My first foray into dynamic SQL was in 2006 at Bank of America. After completing a couple of projects, I started thinking about the similarities between them. So on the next project I built a lookup table to produce the reporting output (we were using Excel pivot tables for reporting).
Given that performance was a concern, it was better to pivot the data in the database instead of having Excel do it. I went that same route for the remainder of my projects there, because it made for a much smoother development process that was fairly easy to maintain.

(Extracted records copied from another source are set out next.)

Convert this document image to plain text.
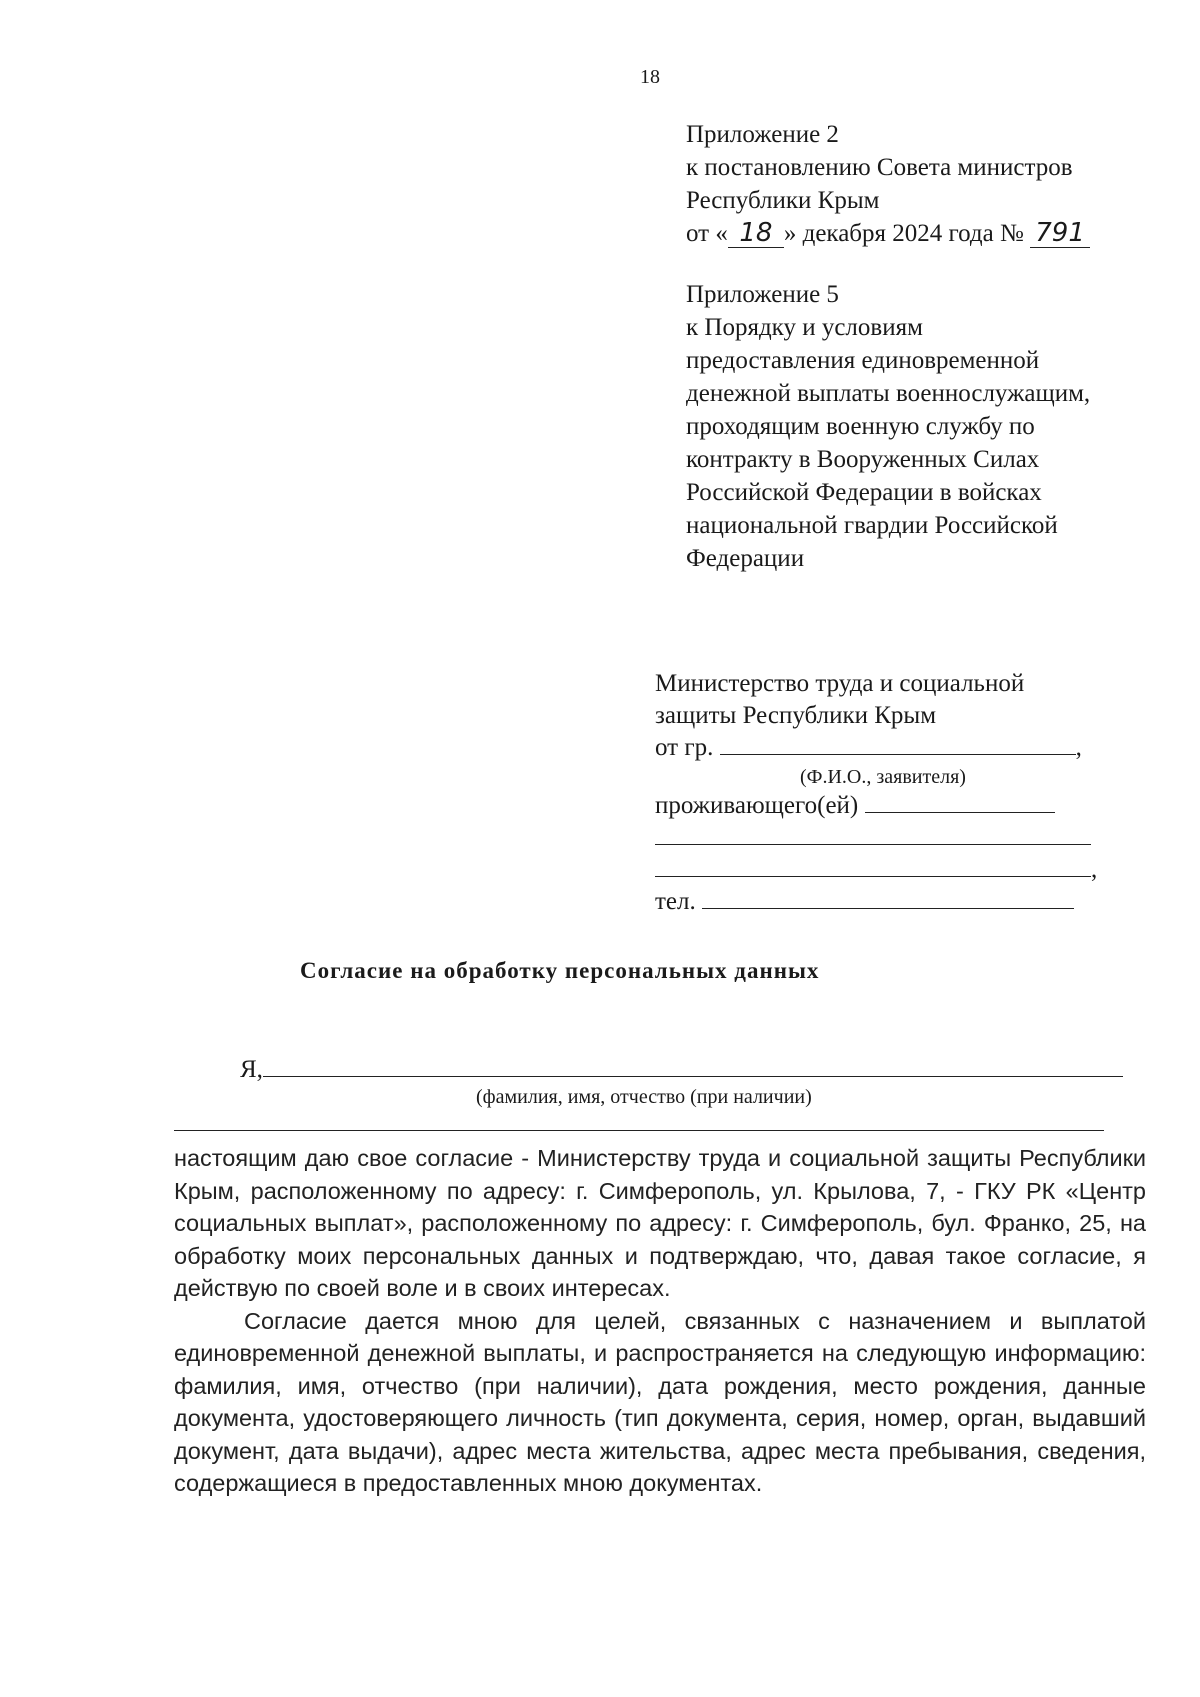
18
Приложение 2
к постановлению Совета министров
Республики Крым
от « 18 » декабря 2024 года № 791
Приложение 5
к Порядку и условиям
предоставления единовременной
денежной выплаты военнослужащим,
проходящим военную службу по
контракту в Вооруженных Силах
Российской Федерации в войсках
национальной гвардии Российской
Федерации
Министерство труда и социальной
защиты Республики Крым
от гр.	,
(Ф.И.О., заявителя)
проживающего(ей)
,
тел.
Согласие на обработку персональных данных
Я,
(фамилия, имя, отчество (при наличии)

настоящим даю свое согласие - Министерству труда и социальной защиты Республики Крым, расположенному по адресу: г. Симферополь, ул. Крылова, 7, - ГКУ РК «Центр социальных выплат», расположенному по адресу: г. Симферополь, бул. Франко, 25, на обработку моих персональных данных и подтверждаю, что, давая такое согласие, я действую по своей воле и в своих интересах.

Согласие дается мною для целей, связанных с назначением и выплатой единовременной денежной выплаты, и распространяется на следующую информацию: фамилия, имя, отчество (при наличии), дата рождения, место рождения, данные документа, удостоверяющего личность (тип документа, серия, номер, орган, выдавший документ, дата выдачи), адрес места жительства, адрес места пребывания, сведения, содержащиеся в предоставленных мною документах.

Another instance of taking this lookup approach is when I eliminated a view that was far too slow at Wells Fargo. My thinking from the start was that I didn’t see the point of combining all of our 300+ column archived tables. My approach was to provide easy access to “everything” but do it with flexibility.
The reality is that they would never need more than 10% of those columns at one time for this reporting purpose, so it seemed excessive to union everything together in a view.
Nevertheless, I did what I was asked to do with the view, but in less than an hour I worked up the dynamic SQL approach as well. The former didn’t work at all and the latter returned results in seconds. I had a bit indicator set up to flag the baseline of columns needed, and anytime the users wanted anything else, I just updated the flag and kicked off the procedure.
More recently at International Game Technology I rigged up some dynamic SQL to rename all of our constraints to a new naming convention. There were some other maintenance tasks along those lines — as well as other uses I’ve implemented over the years.